The Year of Magical Thinking by Joan Didion
Joan Didion and her husband, John Gregory Dunne, shared a lifetime of writing, both together and apart, 40 years of marriage and many books, movies, essays, and one daughter. That daughter is in the hospital when the book opens, in septic shock; the couple comes home from their hospital bedside vigil to sit down to dinner—and a massive heart attack fells John before Didion’s very eyes, so abrupt at first she thinks it is a joke. What follows is a brave, stark account of how her brilliant mind copes with the insanity of the first year of grief, the way in which life is suddenly emptied of meaning, and yet, the days go on. Didion’s gift here—as it has always been—is her taut, observational prose, forever the journalist. The absence of mournful and hysterical language makes the mourning and the hysteria she feels exquisitely, painfully true to the experience.

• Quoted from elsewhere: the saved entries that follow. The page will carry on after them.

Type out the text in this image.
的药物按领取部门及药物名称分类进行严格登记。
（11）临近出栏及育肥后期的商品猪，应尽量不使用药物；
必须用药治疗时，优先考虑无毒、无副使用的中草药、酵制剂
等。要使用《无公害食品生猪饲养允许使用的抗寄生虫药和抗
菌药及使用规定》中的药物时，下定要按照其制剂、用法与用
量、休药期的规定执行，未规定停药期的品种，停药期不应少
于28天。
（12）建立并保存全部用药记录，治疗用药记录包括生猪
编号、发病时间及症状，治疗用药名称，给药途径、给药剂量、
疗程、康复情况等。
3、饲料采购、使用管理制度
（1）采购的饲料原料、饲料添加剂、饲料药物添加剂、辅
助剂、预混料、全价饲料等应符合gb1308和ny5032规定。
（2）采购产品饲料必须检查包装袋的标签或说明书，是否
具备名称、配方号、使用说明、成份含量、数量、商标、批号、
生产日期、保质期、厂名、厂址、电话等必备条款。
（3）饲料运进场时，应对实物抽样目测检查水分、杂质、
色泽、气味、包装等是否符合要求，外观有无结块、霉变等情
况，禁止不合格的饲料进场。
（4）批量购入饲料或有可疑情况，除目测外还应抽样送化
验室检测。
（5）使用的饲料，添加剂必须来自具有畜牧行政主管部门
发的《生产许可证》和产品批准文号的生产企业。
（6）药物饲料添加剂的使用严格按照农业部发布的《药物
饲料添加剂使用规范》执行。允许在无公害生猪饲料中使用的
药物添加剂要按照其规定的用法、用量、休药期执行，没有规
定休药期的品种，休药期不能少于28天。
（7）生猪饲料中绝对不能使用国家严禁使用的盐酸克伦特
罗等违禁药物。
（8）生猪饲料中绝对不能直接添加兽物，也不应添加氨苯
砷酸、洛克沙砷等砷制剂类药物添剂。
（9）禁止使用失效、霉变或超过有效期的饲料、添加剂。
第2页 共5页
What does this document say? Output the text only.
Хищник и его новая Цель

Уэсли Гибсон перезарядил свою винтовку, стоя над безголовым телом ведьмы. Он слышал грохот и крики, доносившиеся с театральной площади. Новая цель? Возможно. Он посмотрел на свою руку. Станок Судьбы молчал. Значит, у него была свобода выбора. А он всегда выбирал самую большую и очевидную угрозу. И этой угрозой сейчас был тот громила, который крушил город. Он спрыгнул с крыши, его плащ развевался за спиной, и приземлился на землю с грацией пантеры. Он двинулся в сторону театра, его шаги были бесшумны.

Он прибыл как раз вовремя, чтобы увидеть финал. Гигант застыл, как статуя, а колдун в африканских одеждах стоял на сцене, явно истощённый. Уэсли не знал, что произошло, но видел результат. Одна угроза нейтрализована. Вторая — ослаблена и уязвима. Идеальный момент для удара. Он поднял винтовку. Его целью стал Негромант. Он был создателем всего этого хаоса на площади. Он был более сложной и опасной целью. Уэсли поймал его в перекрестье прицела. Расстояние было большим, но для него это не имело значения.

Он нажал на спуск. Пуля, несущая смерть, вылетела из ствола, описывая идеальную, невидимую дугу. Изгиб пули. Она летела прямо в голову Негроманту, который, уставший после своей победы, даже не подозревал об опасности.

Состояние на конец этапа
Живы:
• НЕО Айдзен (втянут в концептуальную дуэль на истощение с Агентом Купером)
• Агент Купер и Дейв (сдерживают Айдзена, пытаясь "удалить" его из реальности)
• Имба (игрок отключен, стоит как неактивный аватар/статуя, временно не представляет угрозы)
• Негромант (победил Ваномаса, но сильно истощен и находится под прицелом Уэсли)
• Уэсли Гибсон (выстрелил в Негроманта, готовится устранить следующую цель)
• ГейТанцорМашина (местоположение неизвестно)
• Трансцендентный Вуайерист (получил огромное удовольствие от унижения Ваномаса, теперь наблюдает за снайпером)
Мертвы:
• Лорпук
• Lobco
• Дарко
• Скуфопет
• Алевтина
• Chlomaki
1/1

Help, Thanks, Wow: The Three Essential Prayers by Anne Lamott
In this slim volume, Lamott charms with her trademark, irresistible, sacrilegious way of writing about faith. (She is a devout fan of god-with-a-capital-G God, but leaves it to us to decide what “great mystery” it is to whom or which we each pray.) It’s short, and sweet, and funny, filled with Lamott’s burbling, gamboling observations on pain, love, loss, and the general difficulty of existing: “Human lives are hard, even those filled with health and privilege, and don’t make much sense,” she writes. Yes, Anne, yes. Lamott pulls us through this mess with good humor and manic delight, and makes prayer feel like it’s an unfussy magic trick that holds us up when we are down. The three prayers—help, thanks, wow—mark the progression of what healing feels like: first, the hurt; then, the small bits of comfort we find wherever we can; and, at last, the eventual return to wonder and moments of joy, ours for the taking when we are ready.